Gambar 1. Model Angka Jumali
Sullamun Nayyiroin adalah sebuah buku karangan Haji Muhammad
Mansur Al-Batawie berdasarkan penelitian yang dilakukan oleh Ulugh-Begh
tersebut, yang sebelumnya telah ditalhis (dijelaskan) oleh orang tuanya sendiri
yang bernama Abdul Hamid Bin Muhammad Damiri Al-Batawie dengan taqrir/
ketetapan dari Syeikh Abdurrahman bin Ahmad Al-Mishrie.
- Riwayat Hidup Muhammad Mansyur al-Batawie
Muhammad Mansur Al Batawie yang
biasa disebut Guru Mansur dilahirkan di Kampung Sawah, Jembatan Lima, Jakarta tahun 1295
Hijriah/ 1878 Masehi. Beliau wafat pada tahun 1967 Masehi. Ayahnya bernama Kyai
Haji Abdul Hamid bin Muhammad Damiri. Pada zaman Haji Hamid ini banyak
pemuda-pemudi betawi yang belajar masalah-masalah agama kepadanya, termasuk
Guru Mansur yang banyak belajar dan dididik langsung oleh ayahnya.
Sejak kecil Guru Mansur sudah mulai tertarik
dengan ilmu hisab atau ilmu falak, disamping ilmu-ilmu agama lainnya. Sesudah
ayahnya meninggal, Guru Mansur belajar dari kakak kandungnya Kyai Haji Mahbub
dan kakak misannya Kyai Haji Tabrani.

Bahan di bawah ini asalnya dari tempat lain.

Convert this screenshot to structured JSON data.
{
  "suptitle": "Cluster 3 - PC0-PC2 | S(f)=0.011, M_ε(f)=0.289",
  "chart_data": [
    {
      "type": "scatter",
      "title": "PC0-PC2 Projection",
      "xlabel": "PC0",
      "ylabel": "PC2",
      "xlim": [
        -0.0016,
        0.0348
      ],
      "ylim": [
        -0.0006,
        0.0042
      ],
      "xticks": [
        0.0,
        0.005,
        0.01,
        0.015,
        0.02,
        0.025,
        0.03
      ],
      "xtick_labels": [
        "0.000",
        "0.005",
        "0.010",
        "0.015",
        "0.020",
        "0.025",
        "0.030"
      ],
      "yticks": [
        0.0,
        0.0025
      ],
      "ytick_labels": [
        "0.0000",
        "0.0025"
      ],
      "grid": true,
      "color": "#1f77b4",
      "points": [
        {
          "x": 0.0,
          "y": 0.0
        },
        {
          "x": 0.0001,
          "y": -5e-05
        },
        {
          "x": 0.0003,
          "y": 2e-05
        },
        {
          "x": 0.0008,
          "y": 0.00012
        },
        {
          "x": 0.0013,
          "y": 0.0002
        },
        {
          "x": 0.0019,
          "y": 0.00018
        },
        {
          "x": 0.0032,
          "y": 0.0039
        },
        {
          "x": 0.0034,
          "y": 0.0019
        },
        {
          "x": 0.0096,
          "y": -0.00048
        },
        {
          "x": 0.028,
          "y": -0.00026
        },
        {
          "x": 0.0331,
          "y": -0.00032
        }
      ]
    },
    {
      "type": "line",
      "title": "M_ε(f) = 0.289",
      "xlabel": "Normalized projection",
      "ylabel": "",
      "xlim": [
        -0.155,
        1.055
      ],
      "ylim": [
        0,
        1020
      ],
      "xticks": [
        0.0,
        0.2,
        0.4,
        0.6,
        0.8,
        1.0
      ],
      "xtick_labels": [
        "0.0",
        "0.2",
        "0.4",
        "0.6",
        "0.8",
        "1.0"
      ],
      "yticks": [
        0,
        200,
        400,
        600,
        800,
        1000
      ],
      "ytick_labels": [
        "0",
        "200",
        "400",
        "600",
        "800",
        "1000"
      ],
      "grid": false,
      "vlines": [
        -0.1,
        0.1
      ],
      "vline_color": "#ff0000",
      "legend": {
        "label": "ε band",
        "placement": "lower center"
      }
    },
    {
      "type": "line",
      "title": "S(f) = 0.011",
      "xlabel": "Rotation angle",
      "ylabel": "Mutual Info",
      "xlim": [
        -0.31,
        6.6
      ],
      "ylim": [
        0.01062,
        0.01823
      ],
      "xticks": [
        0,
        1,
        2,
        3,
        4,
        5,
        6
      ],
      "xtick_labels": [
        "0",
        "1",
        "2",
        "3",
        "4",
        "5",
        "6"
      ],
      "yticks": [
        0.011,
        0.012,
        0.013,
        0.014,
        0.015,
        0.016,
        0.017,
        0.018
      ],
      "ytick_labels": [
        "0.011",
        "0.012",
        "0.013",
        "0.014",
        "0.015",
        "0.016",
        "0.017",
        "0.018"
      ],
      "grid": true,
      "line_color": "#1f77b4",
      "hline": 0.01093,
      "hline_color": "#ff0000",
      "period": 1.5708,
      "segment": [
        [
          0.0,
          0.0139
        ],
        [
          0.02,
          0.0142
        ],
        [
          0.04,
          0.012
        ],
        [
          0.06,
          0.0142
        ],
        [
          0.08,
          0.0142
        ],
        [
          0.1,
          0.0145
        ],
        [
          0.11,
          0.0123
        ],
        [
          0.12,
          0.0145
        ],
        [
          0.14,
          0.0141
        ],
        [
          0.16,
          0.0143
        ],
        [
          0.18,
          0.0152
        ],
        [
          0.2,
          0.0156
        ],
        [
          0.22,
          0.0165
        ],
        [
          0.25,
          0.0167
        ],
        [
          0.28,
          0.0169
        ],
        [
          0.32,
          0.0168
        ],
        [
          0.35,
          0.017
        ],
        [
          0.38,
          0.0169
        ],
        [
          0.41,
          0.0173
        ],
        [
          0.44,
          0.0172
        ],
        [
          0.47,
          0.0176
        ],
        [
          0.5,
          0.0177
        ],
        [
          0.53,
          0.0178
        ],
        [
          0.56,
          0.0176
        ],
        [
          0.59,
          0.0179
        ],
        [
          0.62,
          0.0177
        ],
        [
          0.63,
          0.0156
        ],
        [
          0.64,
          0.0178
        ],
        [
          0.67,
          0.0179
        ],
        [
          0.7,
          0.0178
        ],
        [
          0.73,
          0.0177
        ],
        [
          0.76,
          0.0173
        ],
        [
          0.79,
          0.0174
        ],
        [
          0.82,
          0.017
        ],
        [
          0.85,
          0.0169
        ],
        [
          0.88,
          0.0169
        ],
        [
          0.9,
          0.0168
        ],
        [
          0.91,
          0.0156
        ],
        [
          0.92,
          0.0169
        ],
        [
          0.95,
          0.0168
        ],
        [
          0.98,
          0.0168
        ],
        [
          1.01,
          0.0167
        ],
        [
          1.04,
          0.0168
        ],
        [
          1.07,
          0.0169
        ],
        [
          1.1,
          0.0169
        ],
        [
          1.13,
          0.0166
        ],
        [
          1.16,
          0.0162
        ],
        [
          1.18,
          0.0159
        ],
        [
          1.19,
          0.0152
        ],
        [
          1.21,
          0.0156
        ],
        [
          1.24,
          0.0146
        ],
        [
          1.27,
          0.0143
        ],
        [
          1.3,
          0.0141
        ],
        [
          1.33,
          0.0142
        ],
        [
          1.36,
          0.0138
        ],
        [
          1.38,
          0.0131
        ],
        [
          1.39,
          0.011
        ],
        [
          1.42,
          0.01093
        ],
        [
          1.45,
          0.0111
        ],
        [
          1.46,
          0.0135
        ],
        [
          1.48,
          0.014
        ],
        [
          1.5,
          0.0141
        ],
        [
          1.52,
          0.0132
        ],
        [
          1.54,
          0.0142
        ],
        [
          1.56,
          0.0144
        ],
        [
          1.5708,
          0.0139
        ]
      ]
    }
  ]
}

Guru Mansur juga pernah belajar kepada
seseorang ulama dari Mester Cornelis bernama Haji Mujtaba bin Ahmad sebelum
pergi ke Mekah pada usia 16 tahun dan belajar di sana selama empat tahun.

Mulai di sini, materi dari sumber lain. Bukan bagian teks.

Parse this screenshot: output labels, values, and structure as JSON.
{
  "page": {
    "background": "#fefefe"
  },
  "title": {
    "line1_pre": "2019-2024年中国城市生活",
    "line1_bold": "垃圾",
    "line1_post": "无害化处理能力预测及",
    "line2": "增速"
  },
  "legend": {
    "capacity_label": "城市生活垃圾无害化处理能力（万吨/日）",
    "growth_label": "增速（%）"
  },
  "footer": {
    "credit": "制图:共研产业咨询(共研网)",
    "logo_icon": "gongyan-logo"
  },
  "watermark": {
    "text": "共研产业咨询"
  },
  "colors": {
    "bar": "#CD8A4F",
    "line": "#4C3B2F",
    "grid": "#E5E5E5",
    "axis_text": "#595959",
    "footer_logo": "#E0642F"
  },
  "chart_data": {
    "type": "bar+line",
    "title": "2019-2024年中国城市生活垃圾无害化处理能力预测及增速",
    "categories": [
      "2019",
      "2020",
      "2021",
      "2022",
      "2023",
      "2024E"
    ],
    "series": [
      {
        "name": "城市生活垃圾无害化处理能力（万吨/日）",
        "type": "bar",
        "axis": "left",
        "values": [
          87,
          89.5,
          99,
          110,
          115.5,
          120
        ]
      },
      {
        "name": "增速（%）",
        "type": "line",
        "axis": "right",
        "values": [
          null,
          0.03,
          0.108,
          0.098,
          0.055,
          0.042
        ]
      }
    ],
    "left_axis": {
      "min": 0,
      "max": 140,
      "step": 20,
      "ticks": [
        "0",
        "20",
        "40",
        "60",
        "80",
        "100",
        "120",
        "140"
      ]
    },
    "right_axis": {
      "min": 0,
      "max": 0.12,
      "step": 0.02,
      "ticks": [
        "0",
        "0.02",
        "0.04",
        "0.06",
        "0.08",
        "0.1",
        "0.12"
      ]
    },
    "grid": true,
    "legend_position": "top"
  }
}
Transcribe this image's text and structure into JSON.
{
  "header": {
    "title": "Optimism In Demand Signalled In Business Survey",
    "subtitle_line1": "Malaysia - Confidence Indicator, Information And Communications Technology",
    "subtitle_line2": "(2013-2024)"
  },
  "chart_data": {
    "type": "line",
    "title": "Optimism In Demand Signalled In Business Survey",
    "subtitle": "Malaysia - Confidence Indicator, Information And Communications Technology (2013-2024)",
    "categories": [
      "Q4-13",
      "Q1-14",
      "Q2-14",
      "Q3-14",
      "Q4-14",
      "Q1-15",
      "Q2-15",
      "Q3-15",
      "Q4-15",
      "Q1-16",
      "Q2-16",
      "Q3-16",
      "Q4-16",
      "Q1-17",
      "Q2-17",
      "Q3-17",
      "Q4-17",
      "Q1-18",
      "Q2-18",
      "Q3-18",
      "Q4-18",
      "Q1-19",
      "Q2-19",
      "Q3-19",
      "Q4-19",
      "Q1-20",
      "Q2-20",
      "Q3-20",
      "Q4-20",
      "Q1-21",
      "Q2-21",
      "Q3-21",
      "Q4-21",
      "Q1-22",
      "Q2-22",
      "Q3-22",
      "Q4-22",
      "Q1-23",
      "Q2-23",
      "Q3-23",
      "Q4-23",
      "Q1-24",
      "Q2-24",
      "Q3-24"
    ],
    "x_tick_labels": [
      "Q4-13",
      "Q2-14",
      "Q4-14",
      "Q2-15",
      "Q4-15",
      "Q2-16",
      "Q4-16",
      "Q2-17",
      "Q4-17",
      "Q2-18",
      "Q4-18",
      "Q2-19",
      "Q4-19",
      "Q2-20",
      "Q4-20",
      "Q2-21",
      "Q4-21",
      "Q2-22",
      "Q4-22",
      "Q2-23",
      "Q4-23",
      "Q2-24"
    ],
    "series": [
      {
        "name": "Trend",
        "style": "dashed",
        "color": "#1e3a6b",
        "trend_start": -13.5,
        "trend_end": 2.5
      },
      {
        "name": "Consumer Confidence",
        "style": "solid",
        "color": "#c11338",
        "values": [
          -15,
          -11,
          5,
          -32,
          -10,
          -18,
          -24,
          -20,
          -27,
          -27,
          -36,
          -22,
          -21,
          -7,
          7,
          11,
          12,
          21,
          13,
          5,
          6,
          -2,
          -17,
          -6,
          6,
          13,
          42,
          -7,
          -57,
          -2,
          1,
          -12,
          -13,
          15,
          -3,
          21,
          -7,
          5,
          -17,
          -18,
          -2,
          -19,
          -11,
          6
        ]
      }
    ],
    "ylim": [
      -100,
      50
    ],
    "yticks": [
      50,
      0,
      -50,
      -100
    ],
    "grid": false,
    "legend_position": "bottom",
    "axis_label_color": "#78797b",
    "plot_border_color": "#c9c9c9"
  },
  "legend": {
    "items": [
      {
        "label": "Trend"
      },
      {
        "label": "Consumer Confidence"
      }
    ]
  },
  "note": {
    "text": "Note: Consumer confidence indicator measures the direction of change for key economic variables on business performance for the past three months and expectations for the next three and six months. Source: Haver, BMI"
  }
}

Selama di Mekah ia berguru kepada sejumlah ulama, antara lain:
- Syekh Mukhtar Atharid Al Bogori
- Syekh Umar Bajunaid Al Hadrami
- Syekh Ali Al Maliki
- Syekh Said Al Yamani
- Syekh Umar Sumbawa, dll.
Setibanya di kampung halaman, ia mulai membantu
ayahnya mengajar di rumah. Bahkan ia sudah ditunjuk seabagai pengganti
sewaktu-waktu ayahnya berhalangan. Selain mengajar di tempatnya, beliau juga
mengajar di Madrasah Jam’iyyah Khoir, Pekojan pada tahun 1907 Masehi. Kemudian
diangkat menjadi penasehat syar’i dalam organisasi Ijtimak-UI Khoiriyah. Pada
tahun 1915, Guru Mansur diangkat menjadi penghulu daerah Penjaringan-Betawi dan
pernah juga menjabat sebagai Rois Nahdatul Ulama cabang Betawi ketika
zamannya Kyai Haji Hasyim Asy’ari.
Cita-cita dan pengalaman Guru Mansur dalam
mengamalkan ajaran-ajaran agama islam telah dibuktikannya dengan jalan
berdakwah, mendidik, dan membina pemuda-pemudi harapan bangsa dan agama.
Sebagai sasaran penunjang cita-cita tersebut, beliau mendirikan sekolah,
madrasah, dan pesantren, serta majlis taklim.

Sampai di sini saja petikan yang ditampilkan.